Michel Leiris Cranac10

L'âge d'homme

Je dois d'emblée exprimer deux réactions qui sont apparues extrêmement vite en commençant la lecture de Leiris et qui n'ont fait que s'amplifier au fil de la lecture : comme cet homme écrit bien ! Mais comme ce qu'il a à dire semble aujourd'hui daté !

Le projet de Leiris dans L'âge d'homme est de se peindre au plus près et même si possible au plus avilissant puisque la littérature doit ressembler à la tauromachie, parce que l'écrivain tel un matador jouant de sa cape et de ses banderilles doit mettre sa vie en danger, doit exercer sur son existence la loupe intransigeante d'une Vérité en actes. Alors Leiris s'emploie à nous démontrer qu'il n'est pas exactement l'homme de très bonne compagnie que sa plume si belle laisse entrevoir. Non, Michel Leiris souffre de certains troubles que la bonne société ne souhaite pas connaître. Par exemple, il est quasiment impuissant dans ses rapports sexuels et là interviennent des considérations d'ordres tour à tour littéraire et psychanalytique qui me semblent aujourd'hui parfaitement démodé (mais non dénué d'intérêts).

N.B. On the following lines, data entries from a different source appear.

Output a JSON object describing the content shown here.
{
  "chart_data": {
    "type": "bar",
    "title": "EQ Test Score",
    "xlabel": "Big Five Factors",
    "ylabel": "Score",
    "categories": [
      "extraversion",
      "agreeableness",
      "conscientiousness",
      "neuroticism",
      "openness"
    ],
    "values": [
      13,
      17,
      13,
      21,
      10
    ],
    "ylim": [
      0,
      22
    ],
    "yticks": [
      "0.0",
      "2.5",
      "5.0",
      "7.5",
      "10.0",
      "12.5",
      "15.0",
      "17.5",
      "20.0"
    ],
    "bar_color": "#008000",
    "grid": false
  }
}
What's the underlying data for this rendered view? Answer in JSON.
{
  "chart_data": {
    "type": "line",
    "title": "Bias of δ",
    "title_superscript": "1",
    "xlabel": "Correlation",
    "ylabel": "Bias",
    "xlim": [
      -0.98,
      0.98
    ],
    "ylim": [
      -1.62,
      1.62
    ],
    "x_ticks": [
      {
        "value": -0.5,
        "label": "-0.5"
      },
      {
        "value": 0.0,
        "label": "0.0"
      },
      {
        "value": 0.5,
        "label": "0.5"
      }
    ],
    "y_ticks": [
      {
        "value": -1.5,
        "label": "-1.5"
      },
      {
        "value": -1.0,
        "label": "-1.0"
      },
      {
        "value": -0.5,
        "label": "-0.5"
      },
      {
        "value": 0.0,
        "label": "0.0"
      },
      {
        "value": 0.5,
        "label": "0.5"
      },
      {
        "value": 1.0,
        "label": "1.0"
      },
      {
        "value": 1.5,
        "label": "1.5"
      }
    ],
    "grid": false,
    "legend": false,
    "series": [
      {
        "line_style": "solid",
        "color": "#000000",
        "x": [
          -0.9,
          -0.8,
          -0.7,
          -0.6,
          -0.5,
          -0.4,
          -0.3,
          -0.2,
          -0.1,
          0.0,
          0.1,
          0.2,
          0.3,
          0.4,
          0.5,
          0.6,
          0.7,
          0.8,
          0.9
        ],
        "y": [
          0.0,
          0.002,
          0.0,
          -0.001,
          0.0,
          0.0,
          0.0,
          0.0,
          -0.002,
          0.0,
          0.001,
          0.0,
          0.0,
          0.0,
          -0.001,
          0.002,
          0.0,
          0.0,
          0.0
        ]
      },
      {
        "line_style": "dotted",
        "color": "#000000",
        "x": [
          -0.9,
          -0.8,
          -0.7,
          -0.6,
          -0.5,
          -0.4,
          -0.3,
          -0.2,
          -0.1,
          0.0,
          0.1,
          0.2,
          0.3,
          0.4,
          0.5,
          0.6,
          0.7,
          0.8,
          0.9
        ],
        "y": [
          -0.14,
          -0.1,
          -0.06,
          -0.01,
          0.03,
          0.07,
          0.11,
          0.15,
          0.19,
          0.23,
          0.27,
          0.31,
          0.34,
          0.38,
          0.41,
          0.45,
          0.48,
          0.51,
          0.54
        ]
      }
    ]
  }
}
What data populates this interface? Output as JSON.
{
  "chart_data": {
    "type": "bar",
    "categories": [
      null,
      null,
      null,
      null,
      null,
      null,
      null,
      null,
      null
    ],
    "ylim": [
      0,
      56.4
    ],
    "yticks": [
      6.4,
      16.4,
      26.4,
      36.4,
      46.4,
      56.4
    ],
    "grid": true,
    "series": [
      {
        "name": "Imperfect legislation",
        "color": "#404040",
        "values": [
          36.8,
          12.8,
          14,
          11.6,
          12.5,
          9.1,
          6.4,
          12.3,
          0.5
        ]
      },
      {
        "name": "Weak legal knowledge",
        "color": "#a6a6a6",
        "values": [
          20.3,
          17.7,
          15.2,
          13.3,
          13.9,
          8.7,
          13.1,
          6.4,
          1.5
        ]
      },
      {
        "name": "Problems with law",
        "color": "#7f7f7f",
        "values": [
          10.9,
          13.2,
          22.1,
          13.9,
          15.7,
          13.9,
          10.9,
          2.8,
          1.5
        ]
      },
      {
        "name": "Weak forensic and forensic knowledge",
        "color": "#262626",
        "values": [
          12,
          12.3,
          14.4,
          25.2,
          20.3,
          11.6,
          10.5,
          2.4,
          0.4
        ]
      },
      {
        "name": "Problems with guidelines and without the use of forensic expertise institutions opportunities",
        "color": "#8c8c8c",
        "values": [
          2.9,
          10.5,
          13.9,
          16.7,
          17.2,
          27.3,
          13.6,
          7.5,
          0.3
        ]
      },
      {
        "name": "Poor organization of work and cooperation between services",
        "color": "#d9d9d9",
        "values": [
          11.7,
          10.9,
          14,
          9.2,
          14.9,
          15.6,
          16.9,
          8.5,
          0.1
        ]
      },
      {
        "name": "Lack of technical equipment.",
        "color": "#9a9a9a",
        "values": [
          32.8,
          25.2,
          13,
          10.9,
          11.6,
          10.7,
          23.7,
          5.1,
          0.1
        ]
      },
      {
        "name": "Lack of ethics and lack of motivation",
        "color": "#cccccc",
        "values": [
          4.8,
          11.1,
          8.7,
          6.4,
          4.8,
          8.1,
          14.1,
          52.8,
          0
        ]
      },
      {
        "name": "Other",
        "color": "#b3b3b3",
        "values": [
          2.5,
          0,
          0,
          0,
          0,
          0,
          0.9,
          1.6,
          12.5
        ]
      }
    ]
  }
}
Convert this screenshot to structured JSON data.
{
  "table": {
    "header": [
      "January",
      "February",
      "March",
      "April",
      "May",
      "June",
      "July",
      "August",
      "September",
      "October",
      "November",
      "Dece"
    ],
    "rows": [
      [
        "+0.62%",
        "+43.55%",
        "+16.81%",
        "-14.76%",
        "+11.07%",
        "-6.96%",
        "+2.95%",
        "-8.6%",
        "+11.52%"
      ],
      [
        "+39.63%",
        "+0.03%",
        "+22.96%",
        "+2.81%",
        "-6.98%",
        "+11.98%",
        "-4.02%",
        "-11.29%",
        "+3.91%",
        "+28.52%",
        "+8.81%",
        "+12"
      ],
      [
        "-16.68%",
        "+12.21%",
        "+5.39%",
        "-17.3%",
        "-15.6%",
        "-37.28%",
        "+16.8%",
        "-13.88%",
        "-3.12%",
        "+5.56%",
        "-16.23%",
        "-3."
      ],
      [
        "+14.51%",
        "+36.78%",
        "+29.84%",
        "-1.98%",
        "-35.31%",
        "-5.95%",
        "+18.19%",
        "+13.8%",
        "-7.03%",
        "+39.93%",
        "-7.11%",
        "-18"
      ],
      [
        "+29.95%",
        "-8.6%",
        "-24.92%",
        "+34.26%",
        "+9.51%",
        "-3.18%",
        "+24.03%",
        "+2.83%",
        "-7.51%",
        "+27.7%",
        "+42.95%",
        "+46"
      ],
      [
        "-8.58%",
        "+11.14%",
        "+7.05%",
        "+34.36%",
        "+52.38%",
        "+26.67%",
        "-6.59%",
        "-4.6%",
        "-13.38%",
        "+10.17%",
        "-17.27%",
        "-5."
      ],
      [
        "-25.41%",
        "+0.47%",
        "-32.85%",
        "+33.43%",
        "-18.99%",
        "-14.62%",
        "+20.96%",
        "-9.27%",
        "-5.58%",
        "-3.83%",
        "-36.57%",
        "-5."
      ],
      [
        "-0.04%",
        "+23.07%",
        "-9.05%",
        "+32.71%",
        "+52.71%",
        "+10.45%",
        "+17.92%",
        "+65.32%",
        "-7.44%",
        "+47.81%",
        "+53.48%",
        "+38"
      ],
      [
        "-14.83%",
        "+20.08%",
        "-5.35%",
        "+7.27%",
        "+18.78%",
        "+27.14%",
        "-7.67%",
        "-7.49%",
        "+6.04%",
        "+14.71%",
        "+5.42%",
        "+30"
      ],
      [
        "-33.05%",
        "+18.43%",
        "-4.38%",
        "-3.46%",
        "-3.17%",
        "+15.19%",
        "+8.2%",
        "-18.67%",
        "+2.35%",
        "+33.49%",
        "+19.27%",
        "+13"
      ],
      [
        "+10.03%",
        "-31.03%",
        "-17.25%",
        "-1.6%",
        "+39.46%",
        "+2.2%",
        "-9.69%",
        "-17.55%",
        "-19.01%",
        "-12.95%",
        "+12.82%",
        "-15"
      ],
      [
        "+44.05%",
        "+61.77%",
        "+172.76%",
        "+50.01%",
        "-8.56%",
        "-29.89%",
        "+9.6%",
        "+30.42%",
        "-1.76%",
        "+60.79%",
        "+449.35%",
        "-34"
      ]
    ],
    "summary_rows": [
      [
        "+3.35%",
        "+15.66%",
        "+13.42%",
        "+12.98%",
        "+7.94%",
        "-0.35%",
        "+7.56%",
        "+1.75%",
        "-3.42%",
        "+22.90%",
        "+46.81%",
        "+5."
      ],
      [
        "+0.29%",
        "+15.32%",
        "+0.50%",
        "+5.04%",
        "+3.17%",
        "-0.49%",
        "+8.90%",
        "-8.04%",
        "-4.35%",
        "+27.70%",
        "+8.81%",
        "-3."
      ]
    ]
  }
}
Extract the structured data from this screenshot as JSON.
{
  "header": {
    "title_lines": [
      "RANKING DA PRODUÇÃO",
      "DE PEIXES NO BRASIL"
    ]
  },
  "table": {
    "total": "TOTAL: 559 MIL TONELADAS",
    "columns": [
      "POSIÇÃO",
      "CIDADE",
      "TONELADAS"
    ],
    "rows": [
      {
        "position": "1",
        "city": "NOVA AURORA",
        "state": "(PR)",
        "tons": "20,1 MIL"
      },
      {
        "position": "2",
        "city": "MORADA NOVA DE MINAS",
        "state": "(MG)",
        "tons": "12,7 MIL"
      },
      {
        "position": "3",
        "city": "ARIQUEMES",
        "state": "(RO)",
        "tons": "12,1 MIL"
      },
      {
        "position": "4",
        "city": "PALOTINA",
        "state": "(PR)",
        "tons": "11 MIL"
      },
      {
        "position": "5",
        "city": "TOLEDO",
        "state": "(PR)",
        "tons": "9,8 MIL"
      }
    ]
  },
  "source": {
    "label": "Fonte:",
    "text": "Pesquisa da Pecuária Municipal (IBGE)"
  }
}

Car l'enfant a construit sa vision de la femme sur celle des pièces de théâtres et des opéras qu'il a pu voir avec délectation, peur et angoisse (on pense bien sûr à l'évidente parenté du Sexe et l'effroi de Quignard, qu'il faudra bien que je lise un jour !) : la femme est forcément fatale, forcément castratrice, forcément buveuse de sang ou du moins coupeuse de tête (Judith et Salomé mais aussi Dalila, Carmen, la Tosca en sont les représentations évidentes et sidérantes pour l'enfant) ; d'autant plus qu'à l'époque de Leiris voir la femme reste de l'ordre du fantasme absolu (de sa mère, il devine parfois le soir au moment du coucher, un sein qui pointe ou un ventre accueillant un nombril et c'est à peu près tout) et puis bien sûr, en bon œdipien, Leiris déteste son père qu'il juge vulgaire, petit homme travaillant à la Bourse (ça ne s'invente pas), pusillanime, grossier dans ses amours artistiques et peu exaltant. Le père en tout cas ne sera pas le passeur attendu, pas plus que le grand-frère (mêmes reproches qu'au pater). Du coup, l'image de l'amour sublimé par l'enfant est forcément celle d'une castration. D'autant plus que si la vulgarité repousse le garçon, elle ne peut bien sûr qu'également l'attirer.

Michel Leiris Franci10

Mal dans sa peau, assuré que tout bonheur doit être payé d'un malheur (au centuple, allons-y), Michel Leiris oscille entre tentations suicidaires et tentatives d'élévation morale.

Je passe sur les détails morbides, les 'blessures' de l'enfance dont on sait qu'elles marquent tout une vie (il paraît du moins) et je ne m'arrête que sur celle de cet 'attentat' commis contre l'enfant à qui un chirurgien arrache les végétations sans anesthésie et sans même que l'enfant soit prévenu par ses parents (lui, croit aller au cirque !) Ah ! La confiance en miettes, le petit Michel finit par se méfier de tout et de tout le monde. Mais ce qui est pour le coup parfaitement psychanalytique mais non dit dans L'âge d'homme puisque Leiris ne sait pas encore qu'il va subir un autre 'attentat' avec l'intervention d'une trachéotomie (suite à une tentative de suicide) qui lui laisse (selon la note biographique fort intéressante de ce fil) une marque autour du cou. On sait combien le cou, la voix, l'expression, le silence sont des matériaux sérieux pour l'écrivain (tout écrivain) et donc on peut imaginer qu'il n'est évidemment pas anecdotique que ce soit précisément au cou que Leiris soit à nouveau blessé quelques vingt ans plus tard. Bref.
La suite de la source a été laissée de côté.